Der Bun­des­ver­band Deut­scher Bau­stoff-Fach­han­del for­dert zudem weni­ger Druck bei den Kli­ma­schutz-Vor­ga­ben für Häus­le­bau­er: „Der Staat muss end­lich davon weg­kom­men, nur ‚Super-Kli­ma­schutz­häu­ser‘ zu för­dern. Denn die hohen Stan­dards machen das Bau­en rich­tig teu­er“, mahnt Katha­ri­na Metz­ger. Bei den För­der­be­din­gun­gen müs­se der Staat „einen Gang zurückschalten“.

Pest­el-Chef Mat­thi­as Gün­ther warnt dabei auch vor lang­fris­ti­gen sozia­len Fol­gen, falls dau­er­haft weni­ger Men­schen sich das woh­nen im Eigen­tum leis­ten könn­ten. Wenn die heu­te 25- bis 40-Jäh­ri­gen beim Wohn­ei­gen­tum weit­ge­hend leer aus­gin­gen, wer­de sich das in eini­gen Jahr­zehn­ten rächen: „Das eigene
Haus oder die eige­ne Woh­nung ist eine wich­ti­ge Alters­vor­sor­ge. Oder anders gesagt: Alters­ar­mut ist in ers­ter Linie Mie­ter­ar­mut – also Armut durch Miete.“

Eine Art Umverteilung

Neben Rei­hen­häu­sern (sie­he Extra-Text) hält er zudem Ange­bo­te wie die „Argentum“-Mehrfamilienhäuser der kwg für hilf­reich. Denn dort zögen meist älte­re Men­schen ein, die zuvor im eige­nen Haus am glei­chen Ort gelebt hät­ten. „So eine Anla­ge hat also eine Wir­kung wie ein klei­nes Bau­ge­biet, weil vie­le Immo­bi­li­en frei wer­den“, sagt Gün­ther. Das hie­ße, das Pro­blem über eine Art Umver­tei­lung zu lösen: Ange­bo­te zu schaf­fen für die, die eigent­lich aus  Häu­sern raus­wol­len, um so neue Kapa­zi­tä­ten für Jün­ge­re zu schaf­fen. Dann aller­dings mit weni­ger Neubau.

Das Pro­blem dabei: Unter­neh­men wie die kwg wol­len eben der­zeit kei­ne neu­en Mehr­fa­mi­li­en­häu­ser bau­en. Und um sich vor­zu­stel­len, dass der Bund Geld für neue Mil­li­ar­den­pa­ke­te, wie vom Pest­el-Insti­tut gefor­dert, bereit­stellt, bedarf es, vor­sich­tig aus­ge­drückt, eini­ger Fantasie.

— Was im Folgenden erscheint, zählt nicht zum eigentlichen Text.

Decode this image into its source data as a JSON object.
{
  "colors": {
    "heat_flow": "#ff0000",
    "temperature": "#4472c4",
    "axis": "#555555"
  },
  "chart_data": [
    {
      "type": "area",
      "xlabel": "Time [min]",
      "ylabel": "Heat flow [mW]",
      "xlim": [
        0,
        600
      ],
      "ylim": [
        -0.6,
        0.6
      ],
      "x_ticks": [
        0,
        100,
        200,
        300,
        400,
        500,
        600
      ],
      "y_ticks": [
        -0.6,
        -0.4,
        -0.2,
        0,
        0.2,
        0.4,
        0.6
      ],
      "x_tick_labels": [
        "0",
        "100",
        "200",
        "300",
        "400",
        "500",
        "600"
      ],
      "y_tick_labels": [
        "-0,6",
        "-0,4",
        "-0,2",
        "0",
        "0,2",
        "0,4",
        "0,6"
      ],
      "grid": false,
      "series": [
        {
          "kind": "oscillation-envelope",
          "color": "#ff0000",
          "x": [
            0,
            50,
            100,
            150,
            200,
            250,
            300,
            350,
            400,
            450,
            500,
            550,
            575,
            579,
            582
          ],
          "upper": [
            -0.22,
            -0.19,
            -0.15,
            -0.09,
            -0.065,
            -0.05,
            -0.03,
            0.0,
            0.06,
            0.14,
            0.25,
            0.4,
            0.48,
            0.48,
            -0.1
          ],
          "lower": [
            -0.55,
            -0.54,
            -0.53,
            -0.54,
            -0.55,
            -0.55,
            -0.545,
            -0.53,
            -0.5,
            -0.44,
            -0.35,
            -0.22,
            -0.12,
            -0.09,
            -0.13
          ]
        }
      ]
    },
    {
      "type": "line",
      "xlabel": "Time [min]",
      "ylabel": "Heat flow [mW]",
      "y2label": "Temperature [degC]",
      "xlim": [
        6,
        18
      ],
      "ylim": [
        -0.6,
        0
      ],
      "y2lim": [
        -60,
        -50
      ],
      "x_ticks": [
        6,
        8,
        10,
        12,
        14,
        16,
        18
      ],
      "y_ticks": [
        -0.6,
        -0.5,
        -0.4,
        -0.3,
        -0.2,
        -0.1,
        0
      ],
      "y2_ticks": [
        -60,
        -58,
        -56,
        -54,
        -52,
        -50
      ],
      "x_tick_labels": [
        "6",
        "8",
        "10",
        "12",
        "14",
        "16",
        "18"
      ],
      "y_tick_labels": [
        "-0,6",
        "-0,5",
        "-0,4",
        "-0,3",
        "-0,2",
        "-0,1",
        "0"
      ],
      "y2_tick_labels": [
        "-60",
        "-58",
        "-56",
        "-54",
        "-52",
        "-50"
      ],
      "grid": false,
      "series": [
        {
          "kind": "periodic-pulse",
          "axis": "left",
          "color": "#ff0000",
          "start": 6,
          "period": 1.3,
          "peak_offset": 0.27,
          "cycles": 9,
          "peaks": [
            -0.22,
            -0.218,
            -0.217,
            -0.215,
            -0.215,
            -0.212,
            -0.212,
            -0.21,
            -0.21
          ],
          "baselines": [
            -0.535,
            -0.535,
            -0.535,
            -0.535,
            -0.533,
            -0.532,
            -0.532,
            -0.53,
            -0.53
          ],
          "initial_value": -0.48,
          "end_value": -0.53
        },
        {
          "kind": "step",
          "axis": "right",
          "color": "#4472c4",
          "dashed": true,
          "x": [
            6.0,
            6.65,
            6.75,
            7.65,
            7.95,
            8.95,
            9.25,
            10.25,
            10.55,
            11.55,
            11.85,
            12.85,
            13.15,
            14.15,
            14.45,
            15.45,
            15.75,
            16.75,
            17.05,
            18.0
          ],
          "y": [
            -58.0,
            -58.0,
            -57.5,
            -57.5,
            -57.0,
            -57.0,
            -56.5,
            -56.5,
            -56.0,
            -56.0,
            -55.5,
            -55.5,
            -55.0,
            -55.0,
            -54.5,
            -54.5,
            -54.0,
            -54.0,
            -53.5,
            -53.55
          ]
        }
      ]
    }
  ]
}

Check vom Pest­el-Insti­tut: Wer
kann sich wel­ches Haus leisten?

Kreis Hil­des­heim. Wenn er mehr Hil­fe für den Neu­bau von Wohn­häu­sern for­dert, legt Pest­el-Insti­tuts-Lei­ter Mat­thi­as Gün­ther den Fokus gar nicht so sehr auf das klas­si­sche frei­ste­hen­de Ein­fa­mi­li­en­haus, son­dern eher auf Rei­hen­häu­ser. Die sei­en weni­ger teu­er, und mit Blick auf den Kli­ma­schutz ver­brauch­ten sie auch ver­gleichs­wei­se weni­ger Flä­che. In einem „Mach­bar­keits­check“ für poten­zi­el­le Bau­her­ren im Land­kreis Hil­des­heim legt Gün­ther denn auch ein Rei­hen­haus mit 95 Qua­drat­me­tern Wohn­flä­che für eine vier­köp­fi­ge Fami­lie zugrun­de. Das kön­ne sich der­zeit leis­ten, wer ein Start­ka­pi­tal von 38 000 Euro und ein Net­to-Haus­halts­ein­kom­men von 5000 Euro im Monat hat, hat Gün­ther aus­ge­rech­net. Wobei es da um Mit­tel­wer­te geht – dass Bau­grund­stü­cke in  Hil­des­heim oder Sar­stedt weit teu­rer sind als in Lam­sprin­ge oder Fre­den, ist schließ­lich eine Bin­sen­weis­heit. Neh­me man aber die genann­ten Beträ­ge, kön­ne sich das nur „eine Ver­die­ner-Eli­te“ leis­ten, mahnt Gün­ther. „Wirk­lich vie­le sind das nicht!“ Mit­hil­fe des von ihm gefor­der­ten Nied­rig­zins-Ange­bot des Bun­des kön­ne hin­ge­gen schon ein Net­to-Haus­halts­ein­kom­men von 3100 Euro für den genann­ten Fall ausreichen.